March 4 — Ina Garten, the celebrity chef also known as the “Barefoot Contessa,” received a temporary restraining order from the U.S. District Court for the Southern District of New York Feb. 26 against a frozen food company that sold “Contessa Chef Inspired” frozen dinners using Garten's trade dress following the end of their licensing agreement.

The court ruled that the temporary injunction was justified because Garten's trade dress was likely inherently distinctive, there was a likelihood of confusion as to the source of the frozen dinners, and there was a likelihood of irreparable harm from the confusion.

Recipe for Confusion

Garten is “well known in the world of food and cooking for, among other things, an Emmy-winning TV show on the Food Network, several bestselling cookbooks, and several lines of high-end food products,” the court said.

Following PTO litigation in 2008, Garten's company, Barefoot Contessa Pantry LLC, entered into a licensing agreement with Contessa Premium, a food producer that owned the “Contessa” mark in connection with certain frozen foods.

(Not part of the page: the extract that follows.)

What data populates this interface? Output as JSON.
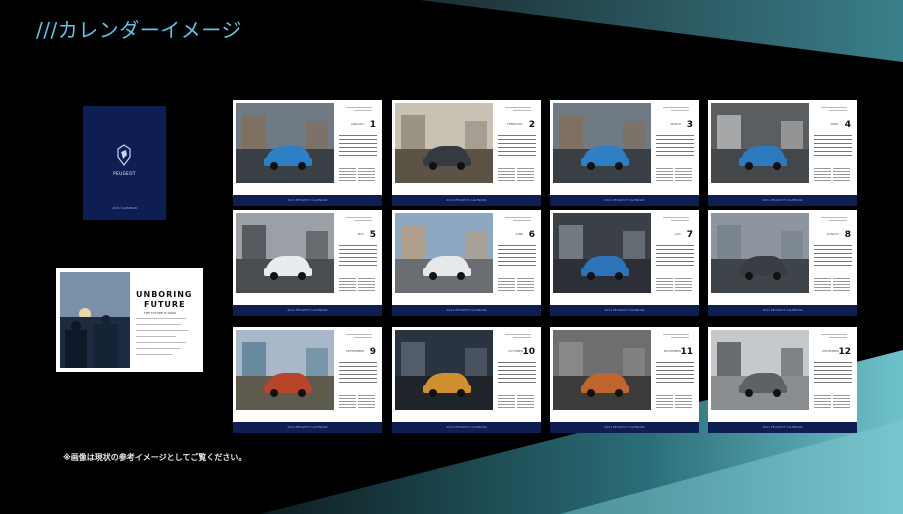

The agreement allowed Contessa Premium to use the “Barefoot Contessa” mark on a line of frozen dinners.

The agreement continued until Contessa Premium assigned its assets to O.F.I. Imports, Inc. (an affiliate of defendant Aqua Star) because of financial difficulties in April 2014. Garten cancelled the license and declined to sign a new agreement with OFI because, she said, the company lacked experience manufacturing frozen dinners.

The parties instead signed an agreement allowing OFI to sell existing Barefoot Contessa frozen dinners manufactured before the termination of the license until October 2014, when OFI would be required to destroy the remaining frozen dinners.

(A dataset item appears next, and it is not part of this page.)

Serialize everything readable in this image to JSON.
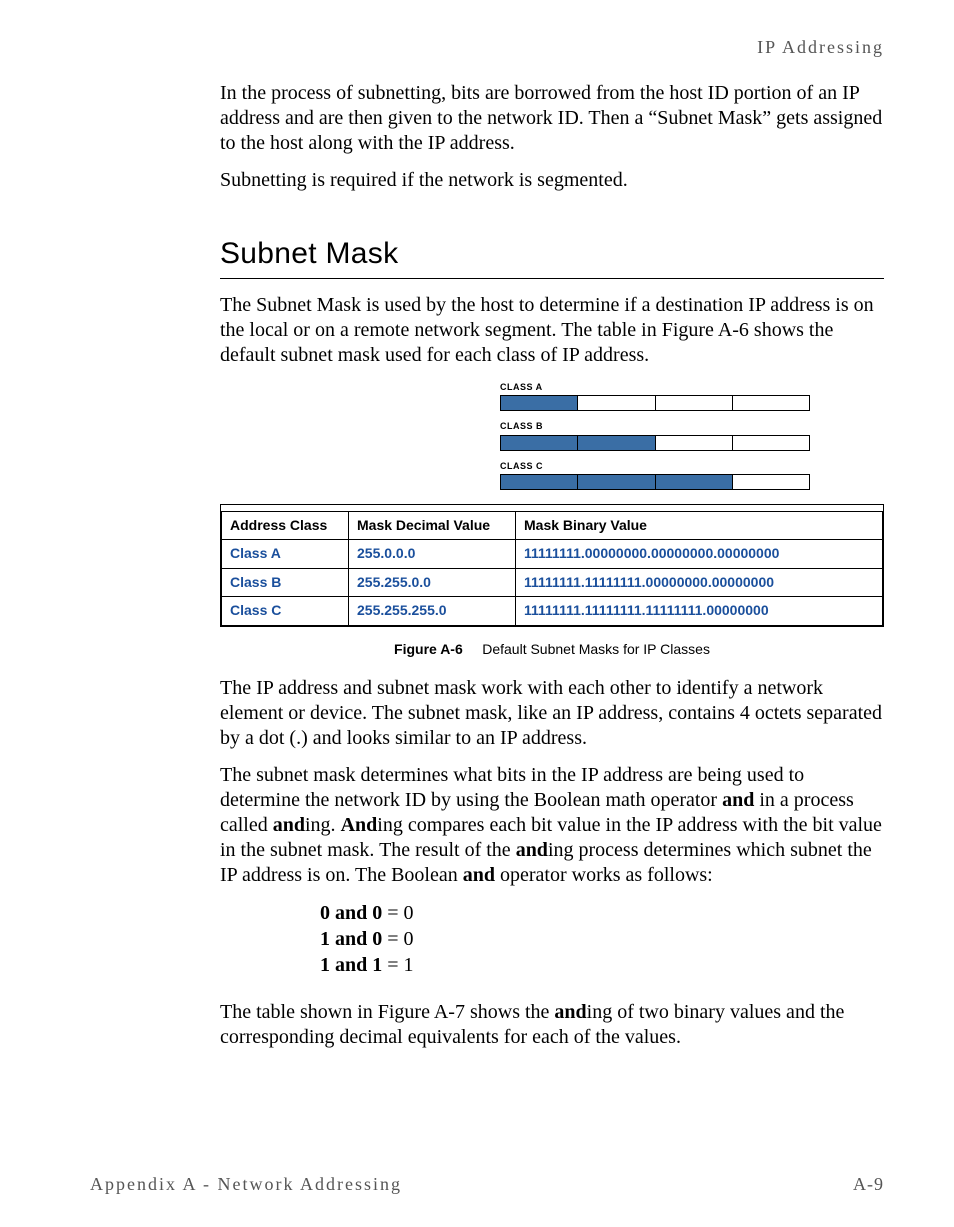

Garten sued for trademark infringement and filed for a temporary restraining order after seeing Barefoot Contessa frozen dinners at supermarkets alongside “Contessa Chef Inspired” frozen dinners manufactured by OFI with “virtually identical packaging” to the Barefoot Contessa dinners.

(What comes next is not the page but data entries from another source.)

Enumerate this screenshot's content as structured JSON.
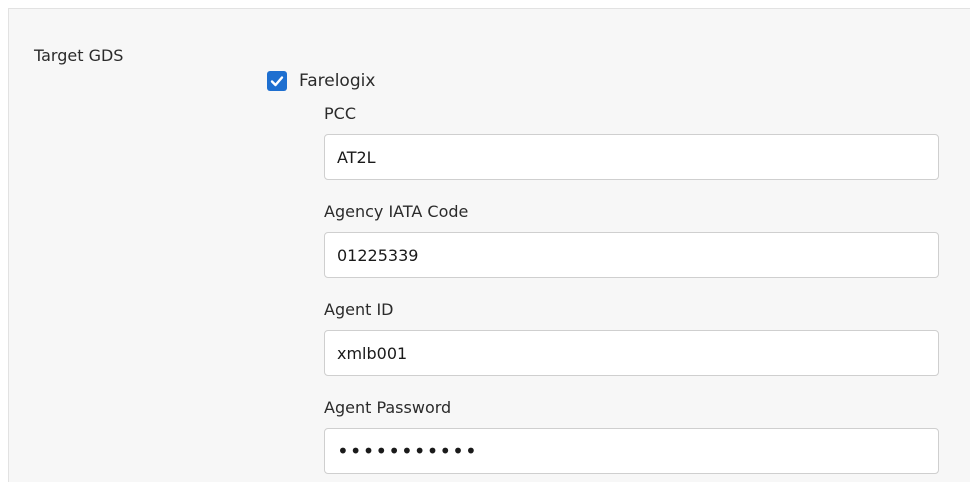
{
  "section": {
    "label": "Target GDS"
  },
  "gds": {
    "option_label": "Farelogix",
    "checked": true
  },
  "fields": {
    "pcc": {
      "label": "PCC",
      "value": "AT2L"
    },
    "iata": {
      "label": "Agency IATA Code",
      "value": "01225339"
    },
    "agent_id": {
      "label": "Agent ID",
      "value": "xmlb001"
    },
    "agent_password": {
      "label": "Agent Password",
      "value": "•••••••••••"
    }
  },
  "colors": {
    "checkbox": "#1e6fd0",
    "panel_bg": "#f7f7f7",
    "input_border": "#cfcfcf"
  },
  "icons": {
    "checkbox": "checkmark-icon"
  }
}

The court ruled that Garten had satisfied both requirements for a temporary injunction: a likelihood of irreparable injury and a likelihood of success on the merits.

After finding preliminarily that Garten likely owned the trade dress, the court said success on the merits was also likely because there was ample evidence of a likelihood of confusion and irreparable harm.

First, the court said that there may be a presumption of a likelihood of confusion because, “Many courts in this Circuit have held that ‘[w]hen an ex-licensee continues to use a mark after its license expires, likelihood of confusion is established as a matter of law.' ”

But even if the presumption did not apply, the court determined there was a likelihood of confusion “given—among other things—the striking similarities between the packaging of the Barefoot Contessa and ‘Contessa Chef Inspired' frozen meals; the relative lack of sophistication of consumers purchasing ordinary grocery store items; and the evidence of actual consumer confusion submitted by Plaintiffs.”

The court also found irreparable harm likely based on the substantial risk that Garten's brand would be tarnished by the likelihood of confusion.

Judge Jesse M. Furman authored the decision.

Barefoot Contessa was represented by attorneys from Paul Weiss Rifkind Wharton & Garrison LLP, New York. Aqua Star was represented by attorneys from Akin Gump Strauss Hauer & Feld LLP, New York.